Robinson talked about meeting a six year-old Franklin for the first time after her family moved from Buffalo, New York, to Detroit. He said their first encounter came at Franklin’s home, which he called a “mansion.”
“I went into this little room, peeked in and saw this little 6-year-old girl sitting there playing the piano and singing up a storm. … ‘Amazing Grace,’” he said. “She was amazing. I said to myself, ‘If she wants to, I know she’s going to be somebody really important in show business.’”
Franklin certainly left her imprint on music and the world. She had dozens of hits over the span of half a century and took home 18 Grammy Awards. In 1987, she became the first woman inducted into the Rock and Roll Hall of Fame.
The prolific singer and pianist sang at the dedication of her longtime friend the Rev.

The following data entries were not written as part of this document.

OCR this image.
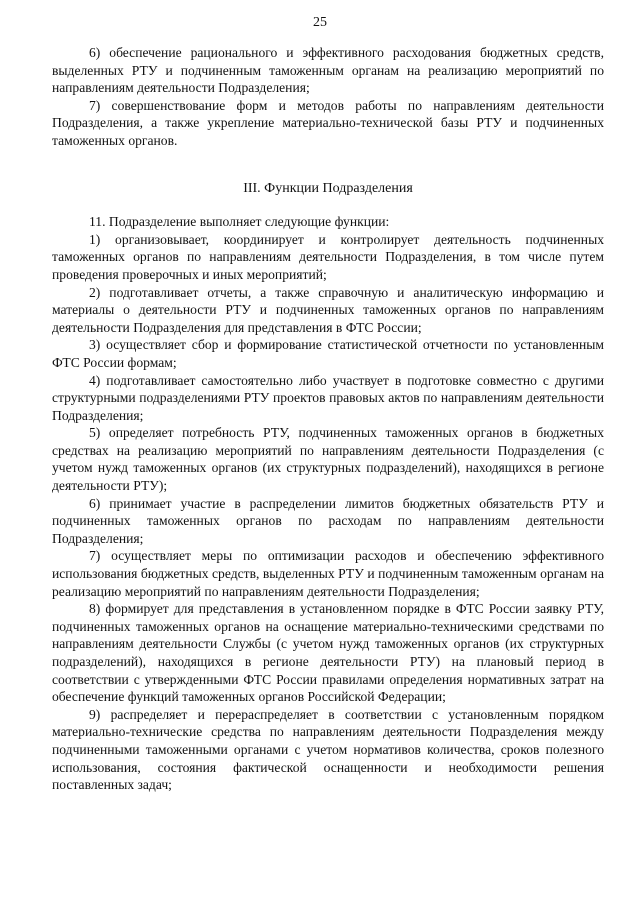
25

6) обеспечение рационального и эффективного расходования бюджетных средств, выделенных РТУ и подчиненным таможенным органам на реализацию мероприятий по направлениям деятельности Подразделения;

7) совершенствование форм и методов работы по направлениям деятельности Подразделения, а также укрепление материально-технической базы РТУ и подчиненных таможенных органов.

III. Функции Подразделения

11. Подразделение выполняет следующие функции:

1) организовывает, координирует и контролирует деятельность подчиненных таможенных органов по направлениям деятельности Подразделения, в том числе путем проведения проверочных и иных мероприятий;

2) подготавливает отчеты, а также справочную и аналитическую информацию и материалы о деятельности РТУ и подчиненных таможенных органов по направлениям деятельности Подразделения для представления в ФТС России;

3) осуществляет сбор и формирование статистической отчетности по установленным ФТС России формам;

4) подготавливает самостоятельно либо участвует в подготовке совместно с другими структурными подразделениями РТУ проектов правовых актов по направлениям деятельности Подразделения;

5) определяет потребность РТУ, подчиненных таможенных органов в бюджетных средствах на реализацию мероприятий по направлениям деятельности Подразделения (с учетом нужд таможенных органов (их структурных подразделений), находящихся в регионе деятельности РТУ);

6) принимает участие в распределении лимитов бюджетных обязательств РТУ и подчиненных таможенных органов по расходам по направлениям деятельности Подразделения;

7) осуществляет меры по оптимизации расходов и обеспечению эффективного использования бюджетных средств, выделенных РТУ и подчиненным таможенным органам на реализацию мероприятий по направлениям деятельности Подразделения;

8) формирует для представления в установленном порядке в ФТС России заявку РТУ, подчиненных таможенных органов на оснащение материально-техническими средствами по направлениям деятельности Службы (с учетом нужд таможенных органов (их структурных подразделений), находящихся в регионе деятельности РТУ) на плановый период в соответствии с утвержденными ФТС России правилами определения нормативных затрат на обеспечение функций таможенных органов Российской Федерации;

9) распределяет и перераспределяет в соответствии с установленным порядком материально-технические средства по направлениям деятельности Подразделения между подчиненными таможенными органами с учетом нормативов количества, сроков полезного использования, состояния фактической оснащенности и необходимости решения поставленных задач;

Martin Luther King Jr.’s memorial in 2011. She performed at the inaugurations of President Bill Clinton and Jimmy Carter and the funeral for civil rights pioneer Rosa Parks. President George W. Bush awarded her the Presidential Medal of Freedom, the nation’s highest civilian honor, in 2005.
One of Franklin’s best-known performances was when she sang “My Country ’tis of Thee” at President Barack Obama’s inauguration in 2009.

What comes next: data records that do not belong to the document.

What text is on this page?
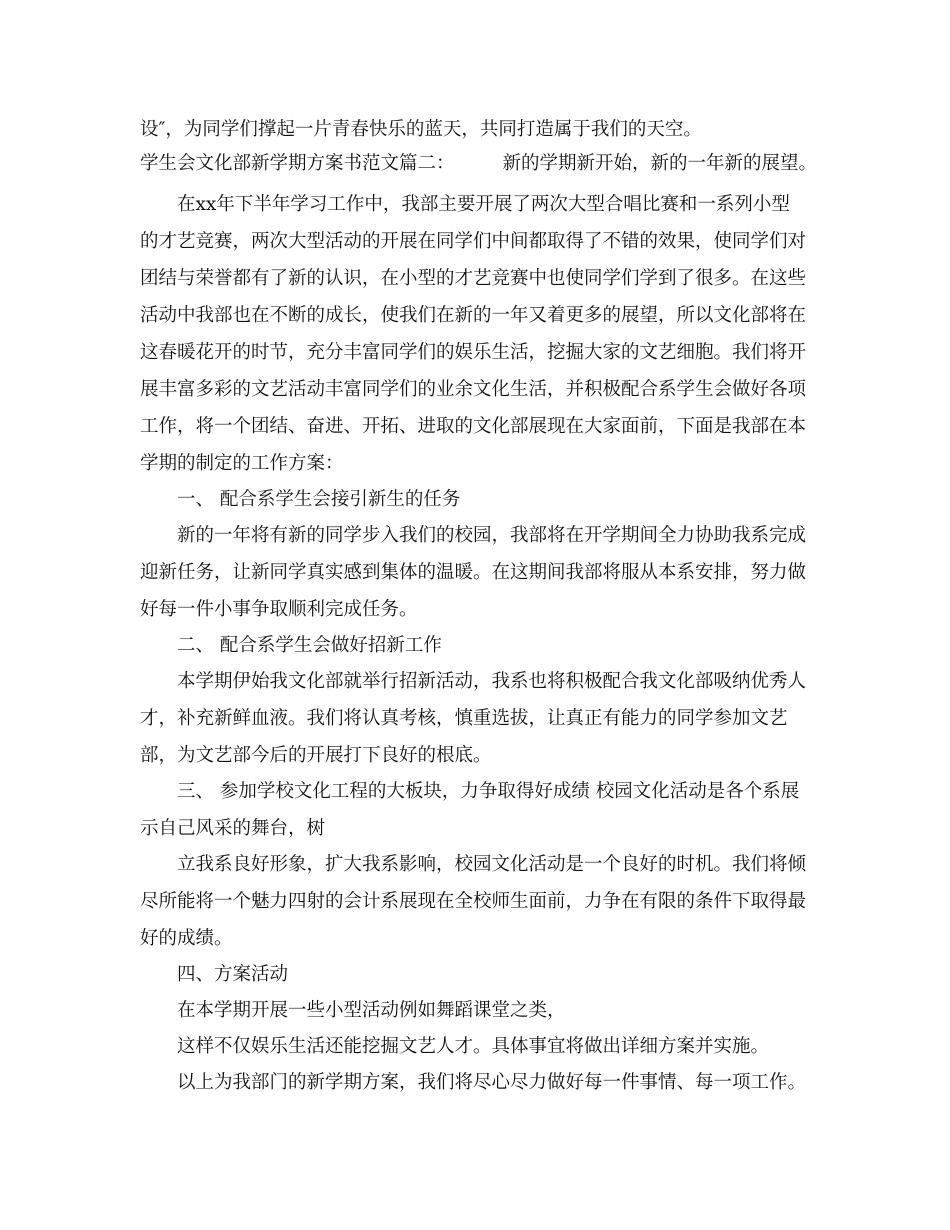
设″，为同学们撑起一片青春快乐的蓝天，共同打造属于我们的天空。
学生会文化部新学期方案书范文篇二：	新的学期新开始，新的一年新的展望。
在xx年下半年学习工作中，我部主要开展了两次大型合唱比赛和一系列小型
的才艺竞赛，两次大型活动的开展在同学们中间都取得了不错的效果，使同学们对
团结与荣誉都有了新的认识，在小型的才艺竞赛中也使同学们学到了很多。在这些
活动中我部也在不断的成长，使我们在新的一年又着更多的展望，所以文化部将在
这春暖花开的时节，充分丰富同学们的娱乐生活，挖掘大家的文艺细胞。我们将开
展丰富多彩的文艺活动丰富同学们的业余文化生活，并积极配合系学生会做好各项
工作，将一个团结、奋进、开拓、进取的文化部展现在大家面前，下面是我部在本
学期的制定的工作方案：
一、 配合系学生会接引新生的任务
新的一年将有新的同学步入我们的校园，我部将在开学期间全力协助我系完成
迎新任务，让新同学真实感到集体的温暖。在这期间我部将服从本系安排，努力做
好每一件小事争取顺利完成任务。
二、 配合系学生会做好招新工作
本学期伊始我文化部就举行招新活动，我系也将积极配合我文化部吸纳优秀人
才，补充新鲜血液。我们将认真考核，慎重选拔，让真正有能力的同学参加文艺
部，为文艺部今后的开展打下良好的根底。
三、 参加学校文化工程的大板块，力争取得好成绩 校园文化活动是各个系展
示自己风采的舞台，树
立我系良好形象，扩大我系影响，校园文化活动是一个良好的时机。我们将倾
尽所能将一个魅力四射的会计系展现在全校师生面前，力争在有限的条件下取得最
好的成绩。
四、方案活动
在本学期开展一些小型活动例如舞蹈课堂之类，
这样不仅娱乐生活还能挖掘文艺人才。具体事宜将做出详细方案并实施。
以上为我部门的新学期方案，我们将尽心尽力做好每一件事情、每一项工作。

Music mogul Clive Davis told the crowd “there will never ever be another Aretha Franklin” at the tribute put on by the Recording Academy. Some of the singer’s family members including her grandson who spoke at her funeral were in attendance at the tribute, hosted by filmmaker and actor Tyler Perry.
Robinson called Franklin a “game-changing sensation” who had one of the “greatest voices” of all time. “She was a gifted songwriter, a fantastic musician and a great political activist,” he said. “But for me, she was always my little sister who I loved so much. I still love her so much. But she’s gone home now to be with her father. I believe she has been reunited with her entire immediate family.”
Many others echoed Robinson’s sentiments.
A video montage of Franklin was shown at the show’s start as quotes paying homage to her were displayed on the screen from Obama, Barbra Streisand, Tony Bennett and Willie Nelson. The video also showed the singer in a joyful moment laughing alongside with King.
“Aretha set the bar,” a quote from Quincy Jones read.
Throughout the night, renditions of Franklin’s songs from “Respect” to “I Say a Little Prayer” brought people out of their seats. Jennifer Hudson, who will star in Franklin’s biopic, kicked off the tribute with an energetic performance of “Think” while wearing a stunning white dress. Keys sang while playing the piano, saying she was “blessed to be here,” before she introduced SZA as the two performed a duet of “Day Dreaming.”
Dion received a standing ovation before she performed Franklin’s version of “A Change is Gonna Come,” which was originally made by Sam Cooke. LaBelle’s voice soared on “Call Me” with a house band led by music director Rickey Minor, as many throughout the crowd yelled out “encore” after she finished.
Fantasia, Andra Day, Brandi Carlile and Alessia Cara sang “Natural Woman” together. Common joined Yolanda Adams who sang ”(To Be) Young, Gifted and Black” as the rapper inserted his own politically charged rap lyrics into the 1972 song.